I definitely make to-scale drawings and models if necessary, even just for ordering materials and calculating paint coverage. For the installation of Piecemeal Promenade at the University of Memphis the wall included 17 separate painted, cut muslin shapes, some of them as large as 12 feet wide. I made a to-scale drawing and had several different working versions of that drawing — for keeping track of the shapes that had been primed, then painted, then cut in addition to how they all related to each other and the wall. Because I am using the drywall deck as the substrate to stretch the muslin to, the size of any given piece I can paint is finite. When I painted 22 feet of continuous pattern wall covering for the piece Sloppy Espalier as shown at LAUNCH Gallery in Los Angeles, I cut it into four panels which I stretched and painted in consecutive pairs so that the pattern would appear to be continuous across all four. I also use builders tricks like string lines to measure and find square and I often make giant paper patterns to be sure the cuts-outs are accurate proportion and using the best yardage of the painted surface and also to ensure layer marries well to the next. The scale of the work is pretty physically taxing. Much of the time I’m painting with a 4” deck brush on an extender pole (so it’s like mopping the kitchen floor) but I also have a little garden scooter on wheels that I can roll over the painting on.
Because of the scale of the work, I never see it assembled and finished before it is installed in the gallery. I think this is also good in a way because I can’t over-revise things but really have to be in the moment and respond to what is in front of me.
RB: You’re a founding member of Tiger Strikes Asteroid Los Angeles, a network of artist-run spaces with locations also in Philadelphia, New York, and Chicago. Are you still involved with TSA? Has TSA ever considered having a location in TN/ the South?
EH: This May is the ten year anniversary of the opening of the first Tiger Strikes Asteroid space in Philadelphia and last year the network turned into a national not-for-profit so it is an exciting time to be involved and there is a lot happening right now. There HAS been discussion about expanding and I think the network is certainly open to that at some point. I also think one of the reasons that TSA has been successful and has endured for a decade now is the leadership has been strategic about taking on new projects. With artist run spaces I think it’s easy to burn out because it’s just another thing we are all doing on top of a day job and studio practice and family so balance and timing is key. The ten-year anniversary show Orbits is our biggest group project and will include four simultaneous shows in Philly, New York, LA, and Chicago exhibiting one artist from each of those cities in each location!
RB: What are you working on now and what’s next?
EH: I’m excited to be showing work this summer with TSALA at HilbertRaum in Berlin as part of the B-LA Connect festival and at One Mess Gallery in Vienna.

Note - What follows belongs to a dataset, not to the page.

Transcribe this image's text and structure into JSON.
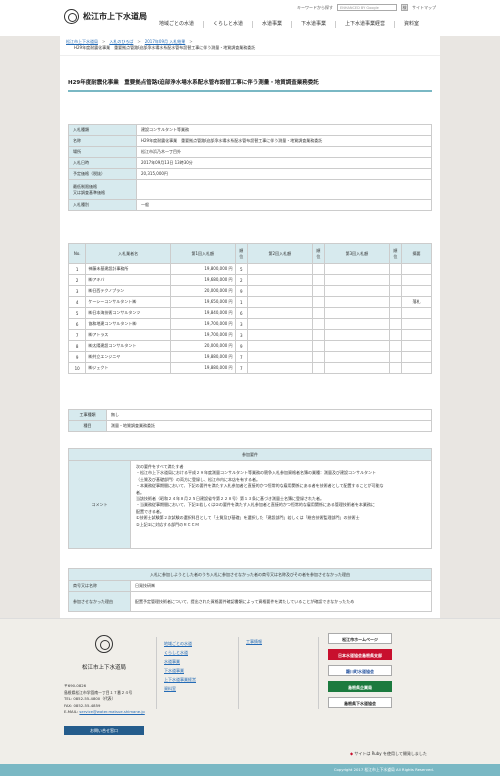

Erin Harmon was raised in the suburbs of Southern California where the natural desert was sated by hundreds of miles of aqueducts to produce obsessively groomed lawns. After graduating from San Diego State University with a BA in Studio Art, she received her MFA in Painting from Rhode Island School of Design. Erin currently lives in the verdant and fecund Tennessee Delta where kudzu and coal sludge can swallow everything in their path and where she is Associate Professor of Art at Rhodes College. Erin has exhibited her work nationally in both group and solo exhibitions in venues including Field Projects. NY; the Sarah Doyle Gallery, Providence RI; LAUNCH Gallery, Los Angeles; Atlanta Artists Center & Gallery, GA; the Parthenon Museum, Nashville, TN; and The Brooks Museum, Memphis, TN. She was included in the book Remixing and Drawing: Sources, Influences, Styles (Mueller, Ellen; Routledge Press, 2018). In 2014, she debuted her first theatrical set design for Ballet Memphis’ River Project: Moving Currents which profoundly influenced the work she is making today. Erin is a founding member of Tiger Strikes Asteroid Los Angeles.
Rachel Bubis is an independent arts writer as well as Exhibitions Manager for Locate Arts in Nashville, TN.